Composition of the Dry Butternut.
Edible
Portion.
As
Purchased.
Refuse,....86.4percent
Water,4.4percent.6
Protein,27.93.8
Fat,61.28.3
Sugar, etc.,3.5.5

The Chestnut (Castanea dentata (Marsh.) Bork).

—The chestnut tree grows in great abundance wild in the United States, especially in the eastern portion on the foothills of the Alleghanies. In some localities it originally formed vast forests. The value of the timber and the fact that the chestnut grows only on good soil were prominent factors in the destruction of many of the original forests, especially those covering the arable lands. The trees still grow in great abundance, especially in the hilly regions.

In France the chestnut is very widely grown, and the nut is used very extensively as food by the poor classes. The nuts are often dried and ground to a flour which is mixed with water and baked in thin sheets, forming a very heavy but a sweet and nutritious cake. The chestnut is used in the preparation of many dishes, prized even by those in easy circumstances. In Italy the chestnut is also widely cultivated, and the nut is ground to form a kind of porridge known as polenta which is very extensively used as food. In the Apennines a cake made of chestnut flour and baked on hot stones is used under the name of necci. In Corea the chestnut is said to be a very extensive article of food, taking the place of the potato. It is eaten raw, boiled, roasted, or cooked with meats. The chestnut differs from the oily nuts in the smaller proportion of fat and the very much larger proportion of sugar and starch,—in fact, starch is almost missing in some of the oily nuts, the carbohydrates present in the very oily being chiefly sugars. In the chestnut the starch is more abundant than the sugar, and for this reason the chestnut meal is more like the meal of the ordinary cereal than that of the oily seeds. The chestnut, also, as it is gathered fresh contains a great deal more water than the ordinary fresh seeds, the quantity ranging from 40 to 50 percent.

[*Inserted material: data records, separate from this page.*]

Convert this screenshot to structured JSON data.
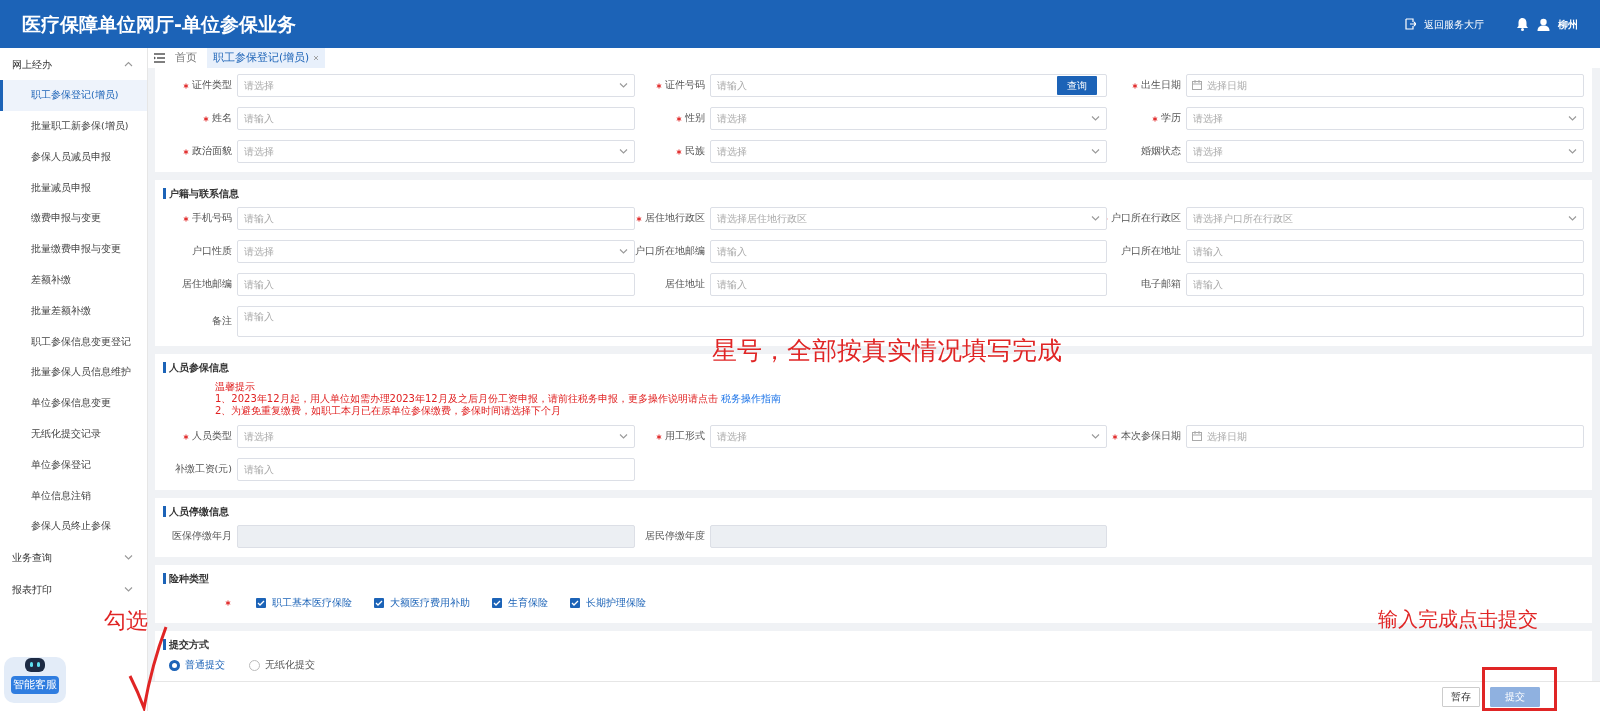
{
  "header": {
    "title": "医疗保障单位网厅-单位参保业务",
    "return_link": "返回服务大厅",
    "user": "柳州"
  },
  "sidebar": {
    "groups": [
      {
        "label": "网上经办",
        "expanded": true,
        "items": [
          {
            "label": "职工参保登记(增员)",
            "selected": true
          },
          {
            "label": "批量职工新参保(增员)",
            "selected": false
          },
          {
            "label": "参保人员减员申报",
            "selected": false
          },
          {
            "label": "批量减员申报",
            "selected": false
          },
          {
            "label": "缴费申报与变更",
            "selected": false
          },
          {
            "label": "批量缴费申报与变更",
            "selected": false
          },
          {
            "label": "差额补缴",
            "selected": false
          },
          {
            "label": "批量差额补缴",
            "selected": false
          },
          {
            "label": "职工参保信息变更登记",
            "selected": false
          },
          {
            "label": "批量参保人员信息维护",
            "selected": false
          },
          {
            "label": "单位参保信息变更",
            "selected": false
          },
          {
            "label": "无纸化提交记录",
            "selected": false
          },
          {
            "label": "单位参保登记",
            "selected": false
          },
          {
            "label": "单位信息注销",
            "selected": false
          },
          {
            "label": "参保人员终止参保",
            "selected": false
          }
        ]
      },
      {
        "label": "业务查询",
        "expanded": false
      },
      {
        "label": "报表打印",
        "expanded": false
      }
    ],
    "assistant_label": "智能客服"
  },
  "tabs": [
    {
      "label": "首页",
      "selected": false,
      "closable": false
    },
    {
      "label": "职工参保登记(增员)",
      "selected": true,
      "closable": true
    }
  ],
  "sections": [
    {
      "kind": "fields",
      "fields": [
        {
          "label": "证件类型",
          "required": true,
          "kind": "select",
          "placeholder": "请选择",
          "disabled": false
        },
        {
          "label": "证件号码",
          "required": true,
          "kind": "input",
          "placeholder": "请输入",
          "disabled": false,
          "action": "查询"
        },
        {
          "label": "出生日期",
          "required": true,
          "kind": "date",
          "placeholder": "选择日期",
          "disabled": false
        },
        {
          "label": "姓名",
          "required": true,
          "kind": "input",
          "placeholder": "请输入",
          "disabled": false
        },
        {
          "label": "性别",
          "required": true,
          "kind": "select",
          "placeholder": "请选择",
          "disabled": false
        },
        {
          "label": "学历",
          "required": true,
          "kind": "select",
          "placeholder": "请选择",
          "disabled": false
        },
        {
          "label": "政治面貌",
          "required": true,
          "kind": "select",
          "placeholder": "请选择",
          "disabled": false
        },
        {
          "label": "民族",
          "required": true,
          "kind": "select",
          "placeholder": "请选择",
          "disabled": false
        },
        {
          "label": "婚姻状态",
          "required": false,
          "kind": "select",
          "placeholder": "请选择",
          "disabled": false
        }
      ]
    },
    {
      "kind": "fields",
      "title": "户籍与联系信息",
      "fields": [
        {
          "label": "手机号码",
          "required": true,
          "kind": "input",
          "placeholder": "请输入",
          "disabled": false
        },
        {
          "label": "居住地行政区",
          "required": true,
          "kind": "select",
          "placeholder": "请选择居住地行政区",
          "disabled": false
        },
        {
          "label": "户口所在行政区",
          "required": true,
          "kind": "select",
          "placeholder": "请选择户口所在行政区",
          "disabled": false
        },
        {
          "label": "户口性质",
          "required": false,
          "kind": "select",
          "placeholder": "请选择",
          "disabled": false
        },
        {
          "label": "户口所在地邮编",
          "required": false,
          "kind": "input",
          "placeholder": "请输入",
          "disabled": false
        },
        {
          "label": "户口所在地址",
          "required": false,
          "kind": "input",
          "placeholder": "请输入",
          "disabled": false
        },
        {
          "label": "居住地邮编",
          "required": false,
          "kind": "input",
          "placeholder": "请输入",
          "disabled": false
        },
        {
          "label": "居住地址",
          "required": false,
          "kind": "input",
          "placeholder": "请输入",
          "disabled": false
        },
        {
          "label": "电子邮箱",
          "required": false,
          "kind": "input",
          "placeholder": "请输入",
          "disabled": false
        },
        {
          "label": "备注",
          "required": false,
          "kind": "textarea",
          "placeholder": "请输入",
          "disabled": false
        }
      ]
    },
    {
      "kind": "fields",
      "title": "人员参保信息",
      "notice": {
        "title": "温馨提示",
        "lines": [
          {
            "text": "1、2023年12月起，用人单位如需办理2023年12月及之后月份工资申报，请前往税务申报，更多操作说明请点击",
            "link": "税务操作指南"
          },
          {
            "text": "2、为避免重复缴费，如职工本月已在原单位参保缴费，参保时间请选择下个月"
          }
        ]
      },
      "fields": [
        {
          "label": "人员类型",
          "required": true,
          "kind": "select",
          "placeholder": "请选择",
          "disabled": false
        },
        {
          "label": "用工形式",
          "required": true,
          "kind": "select",
          "placeholder": "请选择",
          "disabled": false
        },
        {
          "label": "本次参保日期",
          "required": true,
          "kind": "date",
          "placeholder": "选择日期",
          "disabled": false
        },
        {
          "label": "补缴工资(元)",
          "required": false,
          "kind": "input",
          "placeholder": "请输入",
          "disabled": false
        }
      ]
    },
    {
      "kind": "fields",
      "title": "人员停缴信息",
      "fields": [
        {
          "label": "医保停缴年月",
          "required": false,
          "kind": "input",
          "disabled": true
        },
        {
          "label": "居民停缴年度",
          "required": false,
          "kind": "input",
          "disabled": true
        }
      ]
    },
    {
      "kind": "checkboxes",
      "title": "险种类型",
      "required": true,
      "items": [
        {
          "label": "职工基本医疗保险",
          "checked": true
        },
        {
          "label": "大额医疗费用补助",
          "checked": true
        },
        {
          "label": "生育保险",
          "checked": true
        },
        {
          "label": "长期护理保险",
          "checked": true
        }
      ]
    },
    {
      "kind": "radios",
      "title": "提交方式",
      "items": [
        {
          "label": "普通提交",
          "selected": true
        },
        {
          "label": "无纸化提交",
          "selected": false
        }
      ]
    }
  ],
  "footer_buttons": [
    {
      "label": "暂存",
      "kind": "secondary"
    },
    {
      "label": "提交",
      "kind": "primary"
    }
  ],
  "annotations": [
    {
      "kind": "note",
      "text": "星号，全部按真实情况填写完成"
    },
    {
      "kind": "note",
      "text": "勾选"
    },
    {
      "kind": "tick"
    },
    {
      "kind": "note",
      "text": "输入完成点击提交"
    },
    {
      "kind": "frame"
    }
  ]
}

The average composition of the fresh chestnut, edible portion, is represented by the following data:

Water,42.7percent
Protein,6.5
Fat,6.3
Starch and sugar,43.1
Ash,1.4

The dried chestnuts, that is, those which have been kept for several months or which have been artificially dried, have a composition represented by the following data:

Water,4.8percent
Protein,11.6
Fat,15.3
Sugar and starch,65.7
Ash,2.6

The average weight of the hull of the chestnut is 15.9 percent of the total weight of the fresh nut, and 23.4 percent of the average weight of the dried nut. The above data are confirmatory of the statement that the meal of the chestnut in its composition is very much like that of the oily cereals, for instance, of Indian corn meal or oats. It, however, contains more oil and less protein than the cereals referred to. It is readily seen from the above data that chestnut meal may not properly take the place of Indian corn as human food. The nut of the chestnut tree ripens at the time of frost.